Hello There !

Je sais, j’avais dit dans mon bilan que je ne finirais pas ce livre avant un bon moment, et puis la semaine dernière on m’a offert Après, sa dernière parution en poche, et je me suis retrouvé atteint à nouveau de Kinguite aigu. Est-ce grave ? Et bien, si on considère que j’ai fini Carrie en une soirée alors qu’il m’en restait une bonne moitié, oui ça doit l’être.

Ça faisait longtemps qu’on n’avait pas vu Steve sur le blog. Il est probablement l’auteur que j’ai le plus chroniqué ici, avec pas moins de 11 parutions déjà – dont un article 4 en 1. Au cas où vous ne le sauriez pas, tout a commencé ici avec lui et tout finira potentiellement avec lui aussi. N’empêche qu’il n’en finit pas d’écrire et qu’avec 75 ans au compteur et presque autant de romans je n’arriverai probablement jamais à tous les chroniquer. Néanmoins, il nous faut essayer. Comment ça je viens de me mettre un défi tout seul, là, en écrivant et réfléchissant à l’implication de ma phrase ? Possible, c’est tout à fait mon genre. Vous savez, comme « Mac Fly » dans Retour Vers le Futur – « Personne ne me traite de mauviette » –, ou celui qui tout seul, parfois bêtement, se lance des défis devant tout le monde et après se sent obligé de les tenir. Dans mon cas, la plupart du temps c’est juste pour voir si j’en suis capable, ou encore examiner ce que ça pourrait donner. Le hic, c’est que j’aime bien relire mes autres articles sur le King avant d’en rédiger un nouveau afin de ne pas être redondant et que vous ayez toujours un truc à apprendre sur ma relation avec Steve, ou sur lui tout simplement, mais à ce rythme, à chaque fois que je rédigerai une revue, je vais me retrouver avec plus d’articles de blog à lire que de mots à écrire. Quoique.. Je suis comme lui, je suis verbeux. J’aime bien m’écouter parler.

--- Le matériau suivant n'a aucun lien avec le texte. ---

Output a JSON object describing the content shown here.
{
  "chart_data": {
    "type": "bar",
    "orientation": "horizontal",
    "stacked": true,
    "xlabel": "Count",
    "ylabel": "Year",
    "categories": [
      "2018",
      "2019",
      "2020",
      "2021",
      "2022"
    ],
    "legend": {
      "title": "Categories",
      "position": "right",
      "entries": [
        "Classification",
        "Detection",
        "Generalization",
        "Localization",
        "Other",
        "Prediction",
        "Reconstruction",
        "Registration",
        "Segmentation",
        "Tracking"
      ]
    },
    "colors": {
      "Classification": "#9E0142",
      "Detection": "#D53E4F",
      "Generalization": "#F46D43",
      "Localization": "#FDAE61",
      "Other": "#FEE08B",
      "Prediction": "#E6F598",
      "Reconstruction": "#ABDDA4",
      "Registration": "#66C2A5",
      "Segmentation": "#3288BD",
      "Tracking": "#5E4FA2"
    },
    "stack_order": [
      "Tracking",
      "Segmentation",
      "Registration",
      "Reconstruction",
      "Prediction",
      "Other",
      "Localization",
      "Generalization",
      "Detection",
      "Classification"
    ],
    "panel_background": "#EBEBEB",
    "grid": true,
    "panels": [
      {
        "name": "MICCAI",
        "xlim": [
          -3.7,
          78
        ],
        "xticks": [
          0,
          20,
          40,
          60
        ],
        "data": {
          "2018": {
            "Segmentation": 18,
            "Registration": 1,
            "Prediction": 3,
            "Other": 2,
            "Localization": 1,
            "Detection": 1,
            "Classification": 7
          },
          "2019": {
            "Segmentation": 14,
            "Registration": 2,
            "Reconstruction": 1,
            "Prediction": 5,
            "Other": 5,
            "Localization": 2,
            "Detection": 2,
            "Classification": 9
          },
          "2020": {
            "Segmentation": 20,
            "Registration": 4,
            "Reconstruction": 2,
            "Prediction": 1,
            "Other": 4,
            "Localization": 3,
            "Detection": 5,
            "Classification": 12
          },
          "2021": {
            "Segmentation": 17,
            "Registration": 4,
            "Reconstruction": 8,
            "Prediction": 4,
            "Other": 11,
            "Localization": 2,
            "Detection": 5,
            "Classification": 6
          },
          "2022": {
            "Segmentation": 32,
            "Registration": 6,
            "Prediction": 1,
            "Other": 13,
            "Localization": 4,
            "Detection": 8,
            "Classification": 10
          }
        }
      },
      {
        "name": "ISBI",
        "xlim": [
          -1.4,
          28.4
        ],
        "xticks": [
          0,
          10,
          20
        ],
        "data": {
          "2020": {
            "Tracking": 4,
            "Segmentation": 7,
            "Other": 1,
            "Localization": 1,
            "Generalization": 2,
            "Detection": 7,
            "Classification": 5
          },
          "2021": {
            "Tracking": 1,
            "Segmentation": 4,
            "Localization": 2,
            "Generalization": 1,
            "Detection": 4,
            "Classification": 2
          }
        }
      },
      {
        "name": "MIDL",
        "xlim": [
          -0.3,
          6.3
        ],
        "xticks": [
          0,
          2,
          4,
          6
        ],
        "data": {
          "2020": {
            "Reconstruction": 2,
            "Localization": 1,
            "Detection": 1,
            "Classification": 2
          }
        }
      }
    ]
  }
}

Pourtant pour une fois, le livre que je vais chroniquer est court, diablement court pour du King. Il s’agit de son premier roman, celui du succès, déjà, rien que ça : Carrie.

Quatrième de couverture :

Carrie White, dix-sept ans, solitaire, timide et pas vraiment jolie, vit un calvaire : elle est victime du fanatisme religieux de sa mère et des moqueries incessantes de ses camarades de classe. Sans compter ce don, cet étrange pouvoir de déplacer les objets à distance, bien qu’elle le maîtrise encore avec difficulté… Un jour, cependant, la chance paraît lui sourire. Tommy Ross, le seul garçon qui semble la comprendre et l’aimer, l’invite au bal de printemps de l’école. Une marque d’attention qu’elle n’aurait jamais espérée, et peut-être même le signe d’un renouveau ! Loin d’être la souillonne que tous fustigent, elle resplendit et se sent renaître à la vie. Mais c’est sans compter sur la mesquinerie des autres élèves. Cette invitation, trop belle pour être vraie, ne cache-t-elle pas un piège plus cruel encore que les autres ?

Il était une fois…

Je crois que tout le monde connait la petite histoire de la genèse du livre mais, au cas où, je m’en vais vous la conter. Il était une fois le couple King qui à l’époque n’est pas riche. On pourrait même dire que c’est la misère. Ils vivent dans une caravane avec leurs deux enfants et Stephen cumule les jobs pour payer les factures, il est gardien et pompiste la nuit, employé d’une blanchisserie industrielle l’été et professeur d’anglais le reste du temps. Sa Buick tombe en ruine et lorsqu’il doit téléphoner, il court à la cabine téléphonique la plus proche. Il désespère de vivre de l’écriture, son rêve. Il vend bien quelques nouvelles à Cavalier, un magazine de charme, mais à vingt dollars chacune d’elle on ne peut pas dire que c’est la gloire.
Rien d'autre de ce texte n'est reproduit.